Today only few dare to maintain Möbius’ findings (Shaw et al 2006), because gender differences have to be expressed more cautiously (Witleson et al 2005). But brain research has not changed its objectives. Size is still linked to certain characteristics and often seen as causal: intelligence is connected to the seize of 24 regions known to be related to memory, attention and language (Pichler 2004), sex drive is attributed to the size of the amygdala (Baird et al 2003), depression to the hippocampal volume (Mac Masters/Kusunakar 2004) and ADHD to the size of the corpus callosum (Semrud-Clikeman et al.1994) or the basal ganglia (Qui et al. 2008). Current brain research even found some consolation for the female: although they do not have the brain weight of males, they have more surface due to a greater gyrification in frontal and parietal regions, something said to be important for a good function (Luders et al 2004). Moreover, the enlargement of brain regions through genetical manipulation leads to a worse outcome in mice. That is, there is a kind of optimal size (Leingartner et al 2007) and we could argue that the female is more optimal than the male.
However, all these results make only sense when an underlying causal relation is assumed, the “truism ‘structure defines function’” (Buzsáki 2007). But when seize is an expression of function it would be more a consequence than a cause. And exactly this has been observed, too. Training alters brain’s macroscopic structure and seize (Draganski et al 2004) and brain plasticity remains prominent during the whole life-time (Doidge 2007).

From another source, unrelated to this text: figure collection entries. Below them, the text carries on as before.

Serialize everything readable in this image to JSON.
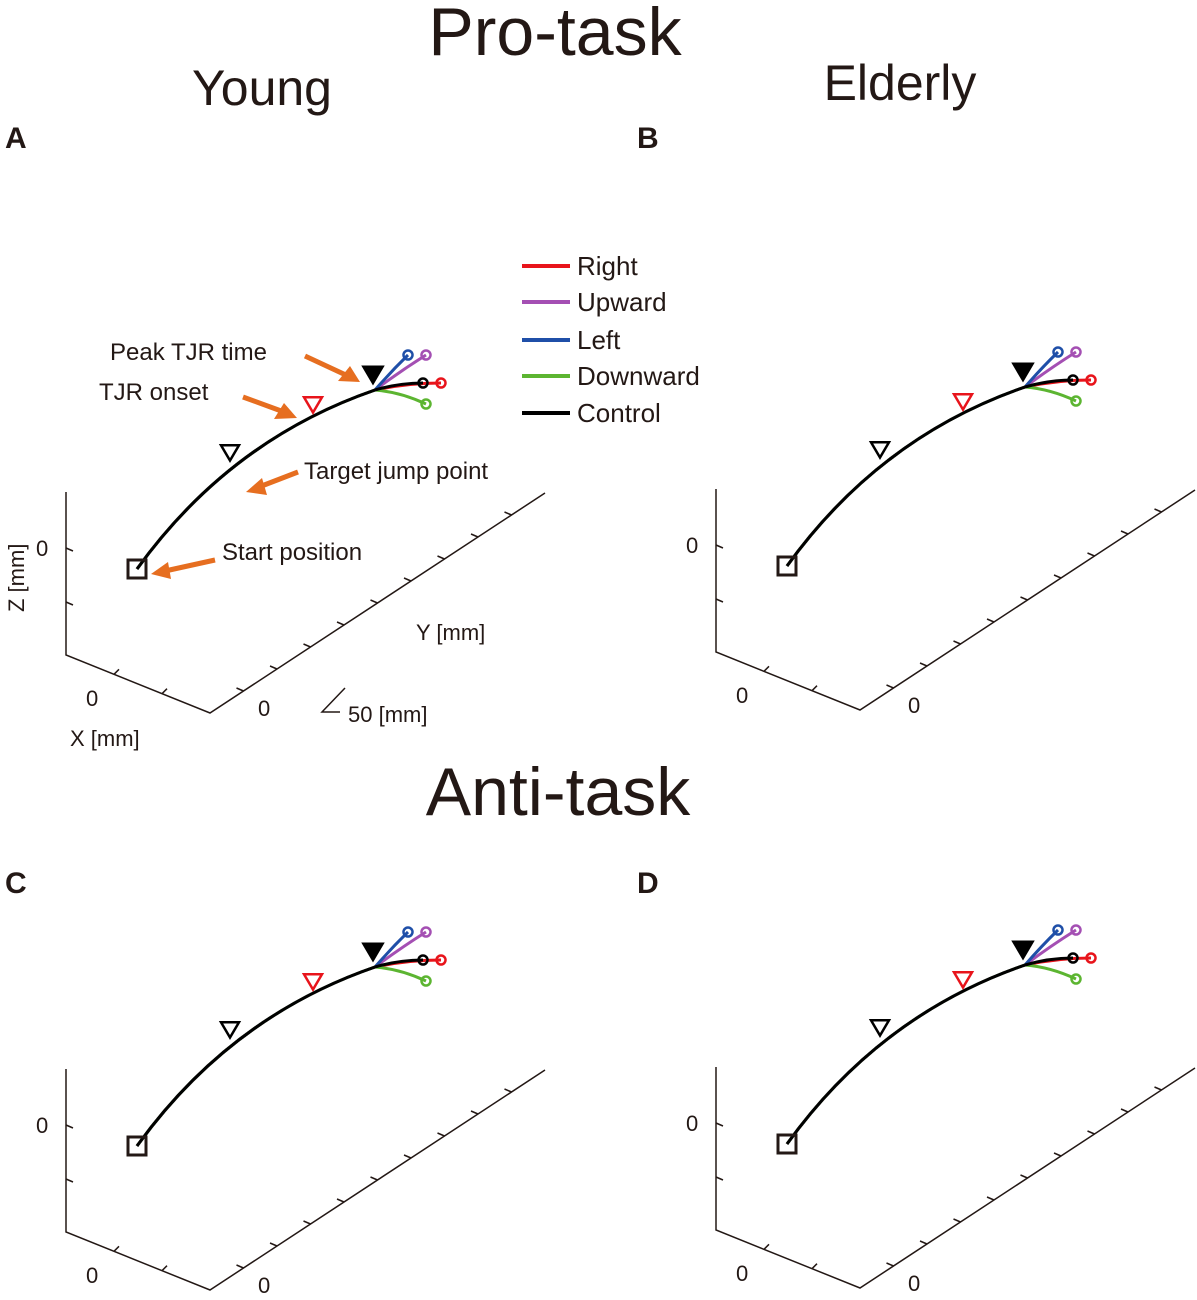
{
  "figure": {
    "title_pro": "Pro-task",
    "title_anti": "Anti-task",
    "col_young": "Young",
    "col_elderly": "Elderly"
  },
  "colors": {
    "text": "#231815",
    "Right": "#e8141b",
    "Upward": "#a44fb3",
    "Left": "#1f4fa8",
    "Downward": "#5cb531",
    "Control": "#000000",
    "arrow": "#e66e20",
    "tjr_onset": "#e8141b"
  },
  "legend": {
    "items": [
      {
        "name": "Right",
        "color": "#e8141b"
      },
      {
        "name": "Upward",
        "color": "#a44fb3"
      },
      {
        "name": "Left",
        "color": "#1f4fa8"
      },
      {
        "name": "Downward",
        "color": "#5cb531"
      },
      {
        "name": "Control",
        "color": "#000000"
      }
    ]
  },
  "annotations": {
    "peak_tjr": "Peak TJR time",
    "tjr_onset": "TJR onset",
    "target_jump": "Target jump point",
    "start_position": "Start position"
  },
  "axes": {
    "z_label": "Z [mm]",
    "y_label": "Y [mm]",
    "x_label": "X [mm]",
    "scale_bar": "50 [mm]",
    "tick_zero": "0"
  },
  "chart_data": [
    {
      "panel": "A",
      "type": "line",
      "task": "Pro-task",
      "group": "Young",
      "series": [
        "Right",
        "Upward",
        "Left",
        "Downward",
        "Control"
      ],
      "endpoints": {
        "Right": [
          0,
          110,
          5
        ],
        "Upward": [
          0,
          85,
          25
        ],
        "Left": [
          0,
          55,
          25
        ],
        "Downward": [
          0,
          85,
          -10
        ],
        "Control": [
          0,
          80,
          5
        ]
      },
      "events": [
        "Target jump point",
        "TJR onset",
        "Peak TJR time"
      ],
      "xlabel": "X [mm]",
      "ylabel": "Y [mm]",
      "zlabel": "Z [mm]",
      "scale_mm": 50
    },
    {
      "panel": "B",
      "type": "line",
      "task": "Pro-task",
      "group": "Elderly",
      "series": [
        "Right",
        "Upward",
        "Left",
        "Downward",
        "Control"
      ],
      "endpoints": {
        "Right": [
          0,
          110,
          5
        ],
        "Upward": [
          0,
          85,
          25
        ],
        "Left": [
          0,
          55,
          25
        ],
        "Downward": [
          0,
          85,
          -10
        ],
        "Control": [
          0,
          80,
          5
        ]
      },
      "events": [
        "Target jump point",
        "TJR onset",
        "Peak TJR time"
      ],
      "scale_mm": 50
    },
    {
      "panel": "C",
      "type": "line",
      "task": "Anti-task",
      "group": "Young",
      "series": [
        "Right",
        "Upward",
        "Left",
        "Downward",
        "Control"
      ],
      "endpoints": {
        "Right": [
          0,
          110,
          5
        ],
        "Upward": [
          0,
          85,
          25
        ],
        "Left": [
          0,
          55,
          25
        ],
        "Downward": [
          0,
          85,
          -10
        ],
        "Control": [
          0,
          80,
          5
        ]
      },
      "events": [
        "Target jump point",
        "TJR onset",
        "Peak TJR time"
      ],
      "scale_mm": 50
    },
    {
      "panel": "D",
      "type": "line",
      "task": "Anti-task",
      "group": "Elderly",
      "series": [
        "Right",
        "Upward",
        "Left",
        "Downward",
        "Control"
      ],
      "endpoints": {
        "Right": [
          0,
          110,
          5
        ],
        "Upward": [
          0,
          85,
          25
        ],
        "Left": [
          0,
          55,
          25
        ],
        "Downward": [
          0,
          85,
          -10
        ],
        "Control": [
          0,
          80,
          5
        ]
      },
      "events": [
        "Target jump point",
        "TJR onset",
        "Peak TJR time"
      ],
      "scale_mm": 50
    }
  ]
}
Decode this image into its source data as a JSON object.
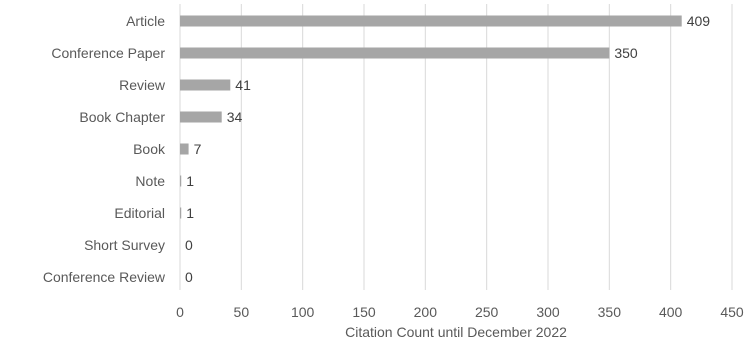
{
  "chart_data": {
    "type": "bar",
    "orientation": "horizontal",
    "categories": [
      "Article",
      "Conference Paper",
      "Review",
      "Book Chapter",
      "Book",
      "Note",
      "Editorial",
      "Short Survey",
      "Conference Review"
    ],
    "values": [
      409,
      350,
      41,
      34,
      7,
      1,
      1,
      0,
      0
    ],
    "xlabel": "Citation Count until December 2022",
    "xlim": [
      0,
      450
    ],
    "xticks": [
      0,
      50,
      100,
      150,
      200,
      250,
      300,
      350,
      400,
      450
    ],
    "grid": true,
    "bar_color": "#a6a6a6",
    "grid_color": "#d9d9d9"
  }
}
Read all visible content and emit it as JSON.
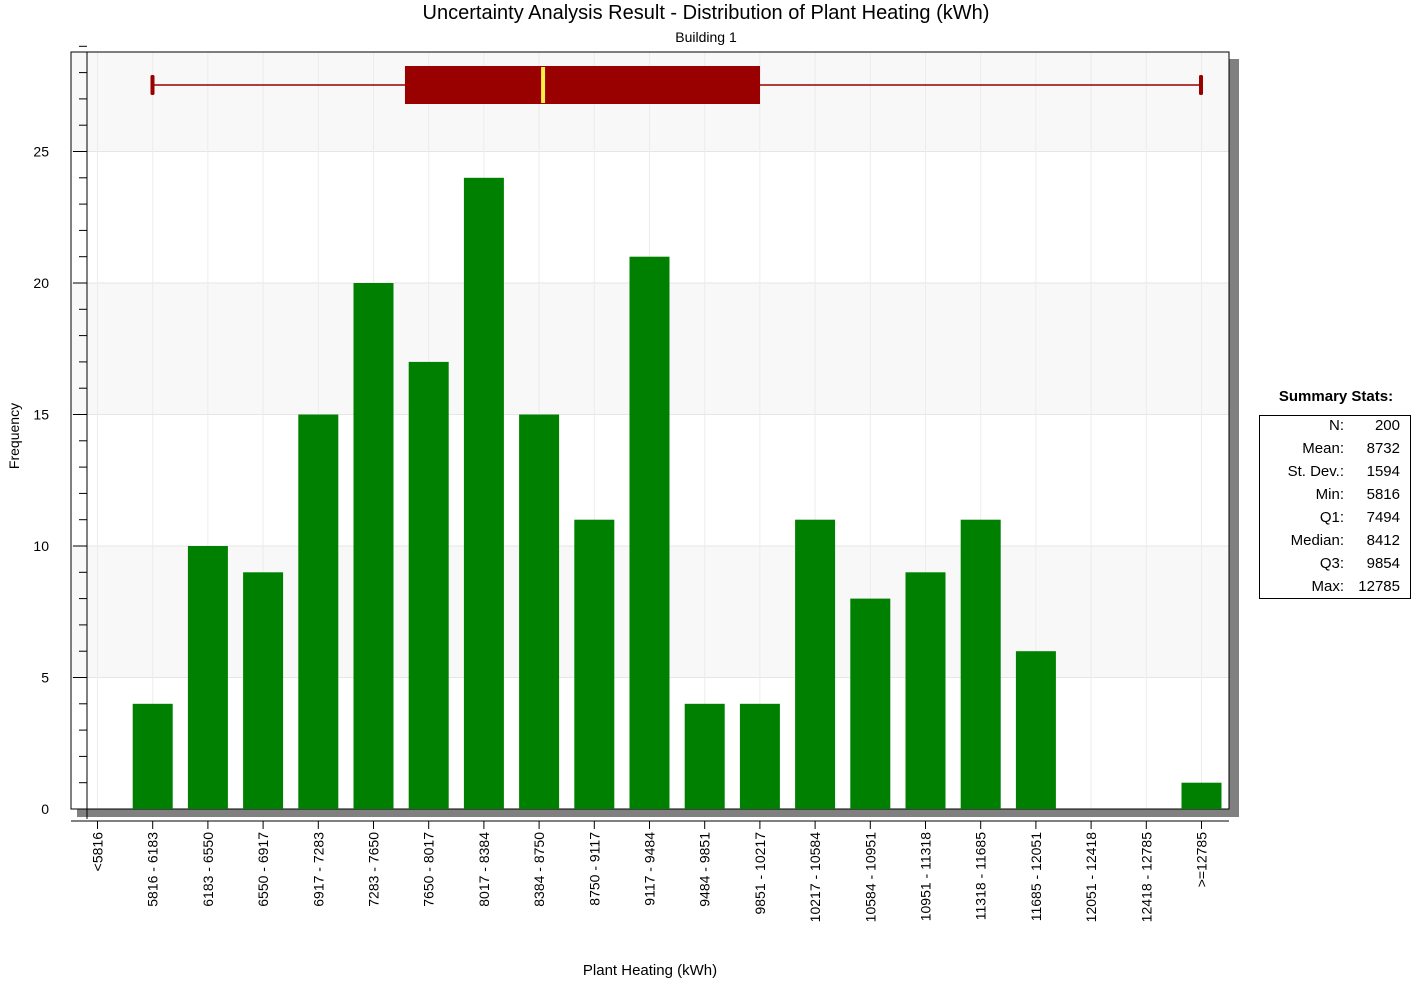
{
  "chart_data": {
    "type": "bar",
    "title": "Uncertainty Analysis Result - Distribution of Plant Heating (kWh)",
    "subtitle": "Building 1",
    "xlabel": "Plant Heating (kWh)",
    "ylabel": "Frequency",
    "ylim": [
      0,
      29
    ],
    "yticks": [
      0,
      5,
      10,
      15,
      20,
      25
    ],
    "grid": true,
    "categories": [
      "<5816",
      "5816 - 6183",
      "6183 - 6550",
      "6550 - 6917",
      "6917 - 7283",
      "7283 - 7650",
      "7650 - 8017",
      "8017 - 8384",
      "8384 - 8750",
      "8750 - 9117",
      "9117 - 9484",
      "9484 - 9851",
      "9851 - 10217",
      "10217 - 10584",
      "10584 - 10951",
      "10951 - 11318",
      "11318 - 11685",
      "11685 - 12051",
      "12051 - 12418",
      "12418 - 12785",
      ">=12785"
    ],
    "values": [
      0,
      4,
      10,
      9,
      15,
      20,
      17,
      24,
      15,
      11,
      21,
      4,
      4,
      11,
      8,
      9,
      11,
      6,
      0,
      0,
      1
    ],
    "bar_color": "#008000",
    "boxplot": {
      "min": 5816,
      "q1": 7494,
      "median": 8412,
      "q3": 9854,
      "max": 12785,
      "box_color": "#990000",
      "median_color": "#ffee44"
    }
  },
  "summary_stats": {
    "title": "Summary  Stats:",
    "rows": [
      {
        "label": "N:",
        "value": "200"
      },
      {
        "label": "Mean:",
        "value": "8732"
      },
      {
        "label": "St. Dev.:",
        "value": "1594"
      },
      {
        "label": "Min:",
        "value": "5816"
      },
      {
        "label": "Q1:",
        "value": "7494"
      },
      {
        "label": "Median:",
        "value": "8412"
      },
      {
        "label": "Q3:",
        "value": "9854"
      },
      {
        "label": "Max:",
        "value": "12785"
      }
    ]
  }
}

Seize related causations also take for granted that different people have an identical structure and processing. Concerning intelligence, at least, there are indications that the male and the female use different strategies involving different parts of the brain (Haier et al 2005). That is, a measurement as such is meaningless. Its value depends on the underlying theory. The branch of logic dealing with this issue is called the semantics (chap. 3.1).